C'est comme ça que je fonctionnais. Je savais qu'une fois à l'intérieur de son véhicule, j'allais ressentir de la fatigue à cause de la digestion de l'alcool. Du coup, pour éviter le contrecoup, j'étais partant pour boire encore jusqu'à plus soif afin de rester dans cet état d'ébriété. Eh oui, je l'appelais encore Michael. Il en sera baptisé ainsi par mes soins. Nous arrivions finalement dans sa voiture. Il faisait assez sombre et dans mon état actuel, je n'arrivais pas vraiment à savoir si ce gentleman des temps modernes possédait une superbe caisse ou non. À vrai dire, cela ne m'intéressait pas réellement. J'aurais pu lui proposer de prendre ma propre voiture que j'avais moi-même garé 100 mètres plus loin, mais je ne pense pas qu'il serait spécialement d'accord pour me laisser conduire. Bouarf, ce n'est pas tellement grave. J'irais la chercher demain dans le pire des cas. Ah, il me demande mon adresse… Alors, si ma mémoire est bonne, c'est…
« 498 E 10th Street à Manatha.. »
Je me coupe soudainement dans ma phrase. Oula, j'ne me sens pas bien d'un coup.
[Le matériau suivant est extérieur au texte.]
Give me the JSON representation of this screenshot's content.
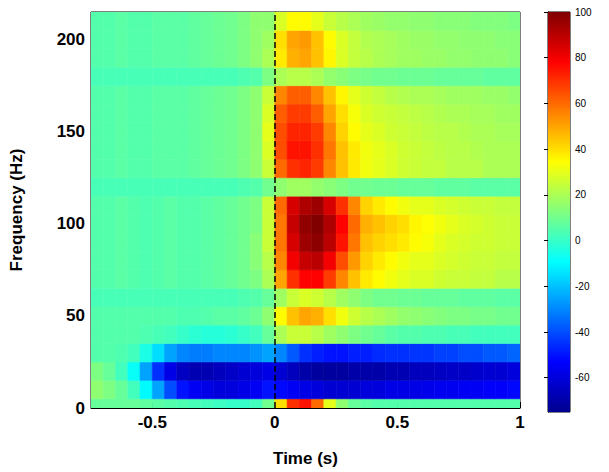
{
  "chart_data": {
    "type": "heatmap",
    "x_label": "Time (s)",
    "y_label": "Frequency (Hz)",
    "xlim": [
      -0.75,
      1
    ],
    "xticks": [
      -0.5,
      0,
      0.5,
      1
    ],
    "ylim": [
      0,
      215
    ],
    "yticks": [
      0,
      50,
      100,
      150,
      200
    ],
    "grid": false,
    "vlines": [
      {
        "x": 0,
        "line_style": "dashed"
      }
    ],
    "colorbar": {
      "range": [
        -75,
        100
      ],
      "ticks": [
        -60,
        -40,
        -20,
        0,
        20,
        40,
        60,
        80,
        100
      ]
    },
    "x": [
      -0.725,
      -0.675,
      -0.625,
      -0.575,
      -0.525,
      -0.475,
      -0.425,
      -0.375,
      -0.325,
      -0.275,
      -0.225,
      -0.175,
      -0.125,
      -0.075,
      -0.025,
      0.025,
      0.075,
      0.125,
      0.175,
      0.225,
      0.275,
      0.325,
      0.375,
      0.425,
      0.475,
      0.525,
      0.575,
      0.625,
      0.675,
      0.725,
      0.775,
      0.825,
      0.875,
      0.925,
      0.975
    ],
    "y": [
      0,
      10,
      20,
      30,
      40,
      50,
      60,
      70,
      80,
      90,
      100,
      110,
      120,
      130,
      140,
      150,
      160,
      170,
      180,
      190,
      200,
      210
    ],
    "values": [
      [
        8,
        8,
        8,
        8,
        7,
        6,
        5,
        4,
        3,
        2,
        1,
        0,
        0,
        2,
        10,
        40,
        70,
        75,
        60,
        30,
        15,
        8,
        6,
        5,
        5,
        5,
        5,
        5,
        5,
        5,
        5,
        5,
        5,
        5,
        5
      ],
      [
        15,
        12,
        8,
        2,
        -10,
        -25,
        -40,
        -50,
        -55,
        -58,
        -60,
        -60,
        -58,
        -55,
        -50,
        -52,
        -55,
        -58,
        -60,
        -62,
        -62,
        -62,
        -60,
        -60,
        -58,
        -58,
        -58,
        -57,
        -56,
        -56,
        -55,
        -55,
        -54,
        -54,
        -52
      ],
      [
        12,
        8,
        2,
        -8,
        -25,
        -45,
        -58,
        -65,
        -68,
        -68,
        -66,
        -64,
        -62,
        -60,
        -58,
        -62,
        -66,
        -70,
        -72,
        -72,
        -72,
        -70,
        -70,
        -70,
        -68,
        -68,
        -66,
        -66,
        -65,
        -64,
        -64,
        -63,
        -62,
        -62,
        -60
      ],
      [
        5,
        5,
        4,
        2,
        -5,
        -15,
        -25,
        -30,
        -32,
        -32,
        -30,
        -30,
        -30,
        -28,
        -25,
        -30,
        -38,
        -45,
        -48,
        -50,
        -50,
        -48,
        -48,
        -46,
        -45,
        -45,
        -44,
        -44,
        -42,
        -42,
        -40,
        -40,
        -38,
        -38,
        -36
      ],
      [
        5,
        5,
        5,
        5,
        4,
        3,
        2,
        0,
        -2,
        -3,
        -3,
        -2,
        0,
        2,
        8,
        20,
        25,
        25,
        22,
        18,
        15,
        12,
        10,
        8,
        6,
        5,
        5,
        4,
        4,
        3,
        3,
        2,
        2,
        2,
        2
      ],
      [
        5,
        5,
        5,
        5,
        5,
        5,
        5,
        4,
        4,
        5,
        6,
        6,
        7,
        9,
        15,
        35,
        45,
        50,
        48,
        40,
        32,
        26,
        22,
        20,
        18,
        16,
        15,
        14,
        13,
        12,
        12,
        11,
        11,
        10,
        10
      ],
      [
        3,
        3,
        3,
        3,
        3,
        3,
        3,
        3,
        3,
        3,
        3,
        3,
        4,
        5,
        8,
        18,
        25,
        28,
        26,
        22,
        18,
        15,
        12,
        10,
        10,
        9,
        9,
        8,
        8,
        8,
        7,
        7,
        7,
        6,
        6
      ],
      [
        5,
        5,
        6,
        5,
        4,
        5,
        6,
        5,
        5,
        6,
        7,
        8,
        10,
        12,
        20,
        50,
        70,
        78,
        78,
        68,
        55,
        45,
        38,
        35,
        32,
        30,
        28,
        28,
        26,
        25,
        25,
        24,
        24,
        22,
        22
      ],
      [
        5,
        5,
        6,
        5,
        4,
        5,
        6,
        5,
        5,
        6,
        7,
        8,
        10,
        14,
        22,
        55,
        80,
        88,
        90,
        80,
        65,
        52,
        42,
        38,
        35,
        32,
        30,
        30,
        28,
        27,
        26,
        25,
        25,
        24,
        24
      ],
      [
        5,
        5,
        6,
        5,
        4,
        5,
        6,
        5,
        5,
        6,
        7,
        8,
        10,
        14,
        25,
        58,
        85,
        95,
        98,
        90,
        75,
        58,
        45,
        42,
        40,
        38,
        35,
        33,
        30,
        28,
        27,
        26,
        26,
        25,
        25
      ],
      [
        5,
        5,
        6,
        5,
        4,
        5,
        6,
        5,
        5,
        6,
        7,
        8,
        10,
        12,
        25,
        58,
        88,
        97,
        100,
        92,
        78,
        60,
        48,
        45,
        42,
        40,
        36,
        34,
        32,
        30,
        28,
        27,
        26,
        25,
        25
      ],
      [
        5,
        5,
        6,
        5,
        4,
        5,
        6,
        5,
        5,
        6,
        7,
        8,
        10,
        12,
        25,
        60,
        85,
        92,
        95,
        85,
        70,
        55,
        42,
        38,
        35,
        32,
        30,
        30,
        28,
        27,
        26,
        25,
        25,
        24,
        24
      ],
      [
        3,
        3,
        3,
        3,
        3,
        3,
        3,
        3,
        3,
        3,
        3,
        3,
        4,
        5,
        10,
        15,
        18,
        18,
        16,
        14,
        12,
        10,
        10,
        9,
        9,
        8,
        8,
        8,
        7,
        7,
        7,
        6,
        6,
        6,
        6
      ],
      [
        5,
        5,
        6,
        5,
        5,
        6,
        6,
        6,
        7,
        8,
        9,
        10,
        12,
        15,
        25,
        60,
        70,
        72,
        68,
        55,
        45,
        38,
        32,
        30,
        28,
        26,
        25,
        24,
        24,
        22,
        22,
        22,
        20,
        20,
        20
      ],
      [
        5,
        5,
        6,
        5,
        5,
        6,
        6,
        6,
        7,
        8,
        9,
        10,
        12,
        15,
        28,
        65,
        75,
        75,
        70,
        58,
        45,
        38,
        32,
        30,
        28,
        26,
        25,
        24,
        23,
        22,
        22,
        21,
        20,
        20,
        20
      ],
      [
        5,
        5,
        6,
        5,
        5,
        6,
        6,
        6,
        7,
        8,
        9,
        10,
        12,
        15,
        30,
        65,
        72,
        72,
        68,
        55,
        42,
        35,
        30,
        28,
        26,
        25,
        24,
        23,
        22,
        22,
        21,
        20,
        20,
        19,
        19
      ],
      [
        5,
        5,
        6,
        5,
        5,
        6,
        6,
        6,
        7,
        8,
        9,
        10,
        12,
        15,
        28,
        62,
        68,
        68,
        62,
        50,
        40,
        33,
        28,
        26,
        25,
        24,
        23,
        22,
        21,
        20,
        20,
        19,
        19,
        18,
        18
      ],
      [
        5,
        5,
        6,
        5,
        5,
        6,
        6,
        6,
        7,
        8,
        9,
        10,
        12,
        15,
        25,
        55,
        62,
        62,
        55,
        45,
        36,
        30,
        26,
        24,
        22,
        21,
        20,
        20,
        19,
        18,
        18,
        18,
        17,
        17,
        16
      ],
      [
        3,
        3,
        3,
        3,
        3,
        3,
        3,
        3,
        3,
        3,
        3,
        3,
        4,
        5,
        12,
        20,
        22,
        22,
        20,
        16,
        14,
        12,
        11,
        10,
        10,
        9,
        9,
        9,
        8,
        8,
        8,
        8,
        7,
        7,
        7
      ],
      [
        5,
        5,
        6,
        5,
        5,
        6,
        6,
        6,
        7,
        8,
        9,
        10,
        12,
        15,
        20,
        38,
        48,
        50,
        45,
        36,
        28,
        24,
        22,
        20,
        19,
        18,
        18,
        17,
        17,
        16,
        16,
        15,
        15,
        15,
        14
      ],
      [
        5,
        5,
        6,
        5,
        5,
        6,
        6,
        6,
        7,
        8,
        9,
        10,
        12,
        15,
        18,
        40,
        50,
        52,
        45,
        35,
        28,
        24,
        21,
        20,
        19,
        18,
        17,
        17,
        16,
        16,
        15,
        15,
        15,
        14,
        14
      ],
      [
        5,
        5,
        6,
        5,
        5,
        6,
        6,
        6,
        7,
        8,
        9,
        10,
        12,
        15,
        15,
        28,
        35,
        35,
        30,
        25,
        22,
        20,
        18,
        17,
        16,
        16,
        15,
        15,
        14,
        14,
        14,
        13,
        13,
        13,
        12
      ]
    ]
  }
}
C'est vrai que j'avais oublié ce moment où un individu a consommé beaucoup trop d'alcool d'un coup. Je n'avais pas fait attention, mais je suis en train de beaucoup saliver. Mon bulbe rachidien, situé dans le bas de mon cerveau a sans aucun doute demandé le réflexe des contractions de mes abdominaux pour que l'intestin grêle remonte son contenu dans mon estomac. À ce moment précis, ma glotte, située dans ma gorge, a un mécanisme de sécurité afin d'éviter que le contenu ne s'infiltre dans ma trachée et provoquerait ainsi un étouffement potentiel. Après cela, la contraction amène mon sphincter inférieur de l'œsophage à s'ouvrir et je n'ai pas le temps de pencher suffisamment ma tête sur le côté que c'est un véritable dégluti qui vient s'abattre sur les pauvres chaussures de Michael. « Oh, un arc-en-ciel ! » comme dirait ma fille.
« Désolé… Ça fait du bien là où ça sort comme on dit... »
Je ne sais pas si l’homme va se montrer de nouveau amical envers moi après cette action. Je pourrais lui dire que ce n’est pas vraiment ma faute. En effet, l’alcool a eu un effet sur mon tube digestif. Elle est un irritant naturel des muqueuses qui composent ce tube en question. Enfin bon, je ne crois pas que l’information lui serait spécialement utile pour le moment. Je ne sais même pas s’il tenait particulièrement à ses chaussures ou non.